Plenty of artists in history have made grapes look good, but none have made them look cool except Patrick Caulfield. It’s not that the pioneering British painter was brilliantly technical, it’s that he had a knack for simplicity, an eye for composition and an ability to turn images into ideas and back again.
This little show is filled with ultra-rare sketches and drawings alongside a couple of big classic paintings. The first works you see are a little underwhelming: an early self-portrait, some studies of bottles and a neat group of half-filled wine glasses, all interwoven circles and curves. But slowly it gets better. There’s a steak on a plate, three beetroots, a little composition of potatoes. And suddenly you realise that he’s made potatoes look somehow hip, chic, cool. That’s his trick: turning the mundane into flattened minimal planes of colour so well put-together and thought-through that you forget they’re mundane.

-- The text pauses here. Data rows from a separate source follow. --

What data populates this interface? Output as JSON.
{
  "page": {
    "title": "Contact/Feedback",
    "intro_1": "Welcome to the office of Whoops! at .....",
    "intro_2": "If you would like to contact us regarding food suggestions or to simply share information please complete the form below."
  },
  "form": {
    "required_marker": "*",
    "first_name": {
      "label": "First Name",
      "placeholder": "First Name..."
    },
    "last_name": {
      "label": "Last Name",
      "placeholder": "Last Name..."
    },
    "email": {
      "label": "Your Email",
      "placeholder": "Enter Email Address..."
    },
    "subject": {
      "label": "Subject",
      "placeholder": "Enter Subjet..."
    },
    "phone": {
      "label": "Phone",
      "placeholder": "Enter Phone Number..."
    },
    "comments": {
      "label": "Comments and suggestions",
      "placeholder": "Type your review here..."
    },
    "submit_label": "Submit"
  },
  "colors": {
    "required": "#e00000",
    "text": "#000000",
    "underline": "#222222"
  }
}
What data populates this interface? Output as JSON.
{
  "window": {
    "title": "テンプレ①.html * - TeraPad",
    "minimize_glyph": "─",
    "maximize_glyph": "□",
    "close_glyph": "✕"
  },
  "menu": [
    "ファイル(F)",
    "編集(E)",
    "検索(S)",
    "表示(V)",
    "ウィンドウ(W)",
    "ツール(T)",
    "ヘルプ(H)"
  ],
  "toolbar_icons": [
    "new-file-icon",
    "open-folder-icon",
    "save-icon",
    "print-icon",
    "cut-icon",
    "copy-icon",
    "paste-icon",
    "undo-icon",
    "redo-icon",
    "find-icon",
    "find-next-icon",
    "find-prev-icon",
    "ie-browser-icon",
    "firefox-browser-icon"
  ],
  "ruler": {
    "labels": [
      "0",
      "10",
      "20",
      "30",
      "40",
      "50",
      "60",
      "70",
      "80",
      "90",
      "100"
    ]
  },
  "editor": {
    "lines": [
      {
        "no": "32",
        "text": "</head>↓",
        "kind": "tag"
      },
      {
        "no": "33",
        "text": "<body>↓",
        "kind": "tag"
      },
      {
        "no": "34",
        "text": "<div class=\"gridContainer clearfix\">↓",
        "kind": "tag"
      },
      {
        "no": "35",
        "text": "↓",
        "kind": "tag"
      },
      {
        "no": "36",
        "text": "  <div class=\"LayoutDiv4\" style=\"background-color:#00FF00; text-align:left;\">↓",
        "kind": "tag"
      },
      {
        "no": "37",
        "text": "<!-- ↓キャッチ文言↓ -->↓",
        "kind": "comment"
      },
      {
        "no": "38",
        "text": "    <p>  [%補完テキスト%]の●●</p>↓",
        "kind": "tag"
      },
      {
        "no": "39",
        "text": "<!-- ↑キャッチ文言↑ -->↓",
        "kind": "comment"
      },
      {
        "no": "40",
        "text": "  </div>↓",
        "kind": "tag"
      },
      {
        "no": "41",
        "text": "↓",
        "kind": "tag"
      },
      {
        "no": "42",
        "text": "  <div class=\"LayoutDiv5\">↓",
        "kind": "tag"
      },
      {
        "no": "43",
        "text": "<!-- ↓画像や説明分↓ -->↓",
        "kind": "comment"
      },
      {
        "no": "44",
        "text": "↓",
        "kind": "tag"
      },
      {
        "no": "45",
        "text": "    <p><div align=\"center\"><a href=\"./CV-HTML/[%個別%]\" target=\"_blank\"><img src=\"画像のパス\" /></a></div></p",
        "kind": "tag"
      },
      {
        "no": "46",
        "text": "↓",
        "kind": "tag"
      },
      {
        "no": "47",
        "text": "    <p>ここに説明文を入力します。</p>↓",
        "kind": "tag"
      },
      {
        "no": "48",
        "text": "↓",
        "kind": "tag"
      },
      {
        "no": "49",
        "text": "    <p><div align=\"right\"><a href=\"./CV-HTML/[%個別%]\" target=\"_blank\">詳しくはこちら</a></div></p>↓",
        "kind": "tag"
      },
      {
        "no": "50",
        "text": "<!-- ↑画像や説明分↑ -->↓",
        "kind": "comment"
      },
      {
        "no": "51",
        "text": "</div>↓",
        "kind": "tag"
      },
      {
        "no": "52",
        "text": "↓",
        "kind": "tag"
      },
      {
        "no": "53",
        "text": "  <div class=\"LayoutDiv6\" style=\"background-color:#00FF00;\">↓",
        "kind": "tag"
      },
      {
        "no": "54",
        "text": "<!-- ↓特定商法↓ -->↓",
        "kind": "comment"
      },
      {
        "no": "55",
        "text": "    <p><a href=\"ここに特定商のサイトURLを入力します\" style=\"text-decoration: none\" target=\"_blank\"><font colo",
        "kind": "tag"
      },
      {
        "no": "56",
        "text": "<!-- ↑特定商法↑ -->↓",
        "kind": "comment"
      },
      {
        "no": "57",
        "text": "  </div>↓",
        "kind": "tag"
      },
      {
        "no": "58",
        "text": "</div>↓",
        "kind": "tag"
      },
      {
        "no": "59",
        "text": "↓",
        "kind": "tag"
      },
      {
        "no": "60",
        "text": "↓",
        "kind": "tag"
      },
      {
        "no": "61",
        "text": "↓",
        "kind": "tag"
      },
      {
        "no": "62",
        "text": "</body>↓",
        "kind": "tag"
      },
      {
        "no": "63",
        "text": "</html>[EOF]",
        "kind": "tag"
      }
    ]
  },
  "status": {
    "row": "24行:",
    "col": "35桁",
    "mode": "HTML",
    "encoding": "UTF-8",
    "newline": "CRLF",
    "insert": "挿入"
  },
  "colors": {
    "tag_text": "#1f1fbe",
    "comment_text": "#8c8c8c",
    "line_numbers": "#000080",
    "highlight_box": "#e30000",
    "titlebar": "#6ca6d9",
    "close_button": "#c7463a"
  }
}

He’s elevated potatoes to brilliant little bits of aesthetic expression. The grapes, especially the vertical painting, are even better; so patterned and smart that you want to wear them as a shirt.
Two massive loans show how special he was when he painted on a bigger scale. The 1960s canvas – a view through a window into an orange room, bright interior framed by perfect pitch black night time exterior – is brilliant.
One painting – a stark portrait of a ‘Woman in Shadow’ – shows that he was largely responsible for Julian Opie, so he’s not without sin, but there’s still loads to like – a cracked window, a pebbled shoreline, a slice of salami – alongside plenty of sketches and studies. It’s a window into the mind of an artist who could turn the world into something new, strip everything back and shift focus until you realise that, actually, potatoes are really beautiful.